Wednesday, April 25, 2007

OK, I'm getting closer to making my own Live CD Linux distribution



I'm one step closer to having my own Linux live CD distribution.

Last night, I figured out how to have X autoprobe for the type of video card you have. Basically, by running X -configure, X will probe your system to see which video card you have, and write a basic XF86Config file. I presume newer versions of X will make this an Xorg.conf file. I then run the generated file through an Awk script to make an XF86Config file that generates an 800x600 screen refreshed at 72hz.

I have also downloaded and compiled Linux 2.4.34.4, and added a script to cloop 2.05 so that it compiles without problem in Linux 2.4. Cloop is a program that allows me to compress the filesystem. cloop 2.06 won't compile without modification in Linux 2.4; cloop 2.05 is the last version of Linux 2.4 that can compie as is, using only a small script to
make the actual module.

Right now, I don't need Cloop. The complete working self-contained system, with X, Opera, Fvwm 1, kernel drivers, Busybox, MaraDNS, and rxvt, is about 70 megabytes in size. Cloop is a "nice to have" thing.

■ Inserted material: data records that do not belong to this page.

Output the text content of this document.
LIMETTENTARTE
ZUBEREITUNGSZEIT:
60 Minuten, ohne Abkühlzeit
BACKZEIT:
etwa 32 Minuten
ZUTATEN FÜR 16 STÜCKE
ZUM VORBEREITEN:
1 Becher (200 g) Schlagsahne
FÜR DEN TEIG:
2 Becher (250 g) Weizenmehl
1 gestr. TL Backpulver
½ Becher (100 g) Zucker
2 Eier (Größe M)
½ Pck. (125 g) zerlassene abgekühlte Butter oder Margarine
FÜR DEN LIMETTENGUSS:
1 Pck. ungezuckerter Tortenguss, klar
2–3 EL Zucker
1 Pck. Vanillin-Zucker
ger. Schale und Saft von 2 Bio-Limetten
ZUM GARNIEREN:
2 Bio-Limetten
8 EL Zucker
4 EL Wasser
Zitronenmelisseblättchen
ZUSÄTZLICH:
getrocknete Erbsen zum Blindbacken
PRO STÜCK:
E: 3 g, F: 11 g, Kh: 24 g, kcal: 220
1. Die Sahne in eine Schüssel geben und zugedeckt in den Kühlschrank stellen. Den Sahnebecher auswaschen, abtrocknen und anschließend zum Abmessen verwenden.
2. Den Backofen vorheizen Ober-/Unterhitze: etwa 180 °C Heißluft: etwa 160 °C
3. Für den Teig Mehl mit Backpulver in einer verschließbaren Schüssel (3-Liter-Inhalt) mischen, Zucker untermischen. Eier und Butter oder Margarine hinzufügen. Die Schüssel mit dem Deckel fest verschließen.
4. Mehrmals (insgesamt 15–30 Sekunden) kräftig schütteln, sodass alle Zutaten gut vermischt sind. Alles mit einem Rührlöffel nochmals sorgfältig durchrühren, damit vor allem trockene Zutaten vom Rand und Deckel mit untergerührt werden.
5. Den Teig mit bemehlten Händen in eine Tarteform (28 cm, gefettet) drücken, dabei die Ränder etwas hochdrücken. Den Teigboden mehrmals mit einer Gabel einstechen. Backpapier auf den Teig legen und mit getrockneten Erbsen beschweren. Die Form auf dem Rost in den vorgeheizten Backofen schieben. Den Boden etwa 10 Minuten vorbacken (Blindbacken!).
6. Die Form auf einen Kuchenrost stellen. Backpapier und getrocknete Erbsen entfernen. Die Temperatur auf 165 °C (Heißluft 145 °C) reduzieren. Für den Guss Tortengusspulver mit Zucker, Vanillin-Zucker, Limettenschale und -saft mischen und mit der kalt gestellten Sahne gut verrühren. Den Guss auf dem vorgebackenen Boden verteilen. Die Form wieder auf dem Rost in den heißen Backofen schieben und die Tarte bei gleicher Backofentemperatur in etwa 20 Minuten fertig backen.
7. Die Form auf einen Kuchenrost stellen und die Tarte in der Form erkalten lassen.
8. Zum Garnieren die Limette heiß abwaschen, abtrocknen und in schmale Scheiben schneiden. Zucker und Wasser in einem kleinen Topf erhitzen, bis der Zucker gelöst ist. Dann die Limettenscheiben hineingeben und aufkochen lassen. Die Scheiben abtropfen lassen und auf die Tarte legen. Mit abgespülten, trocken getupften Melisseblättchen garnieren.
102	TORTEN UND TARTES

One nice thing about the cyber cafe I am in right now is that it is a good place to test Linux. DSL has not been tested throughly on the kind of hardware I try to run DSL on. On one system in this cafe, the USB doesn't work. On another, DHCP doesn't work. On another, the mouse doesn't work. On another, it seems to hang at kernel bootup time. Since the DSL designer decided the Kernel bootup messages were not pretty, I can't figure out why--there's a reason the Linux kernel is so verbose at startup. Without these messages, I can't figure out if a given piece of dodgy hardware is hanging or if there is some really long autoprobe process.

DSL has different priorities than I do. I want a simple system with a usable *NIX environment (can you say Busybox), X, a simple window manager (fvwm1 works just fine), SSH, a terminal program (such as the small RXVT), MaraDNS, a web browser that can access the modern internet, and possibly an IM client that works with MSN. DSL has all that (except for a DNS server), but DSL also has a Spreadsheet, a Word Processor, a VNC thingy, three different editors (I can live with just vi but will probably add Nano), a graphical FTP client (that's what SSH and a web browser are for), the XMMS mp3 player (This is "nice to have" but not essential, especially since most computers at cyber cafes don't have speakers), xpaint, an image viewer (again, just use the web browser), a graphical email client (again, the web browser or SSH in to the *NIX box and use MUTT there), a fancy colorful boot sequence (No, I don't need this), an old version of XPDF that doesn't work with my English lessons (Nice to have if it worked, but...), far too many really ugly fonts, etc. On the other hand, DSL is lacking pretty fonts (except for the excellent misc-fixed), tools to handle 70hz refresh (much easier on my eyes; CRTs are alive and well down here), dodgy USB controllers (don't try autoscanning; just let the user insert and remove the USB kernel modules themselves after inserting and before removing a USB keychain); dodgy DNS servers (That's why I include MaraDNS), dodgy hardware (It would help if I could actually see where the kernel is hanging), dodgy CD-ROM drives that have a hard time reading the live CD (I wonder if some kind of RAID mirroring is possible, where there are two copies of each file), etc.

The next hurdle I need to jump in my own Live CD distribution is to set things up so the root filesystem is one that is usable. Right now, the Xsetup script I wrote doesn't work because the root filesystem needs to be a ramdisk with symlinks to the various read-only parts of the actual system. So, I will look at the KNOPPIX initrd and see what magic it does to make the ramdisk filesystem when I get some free time again.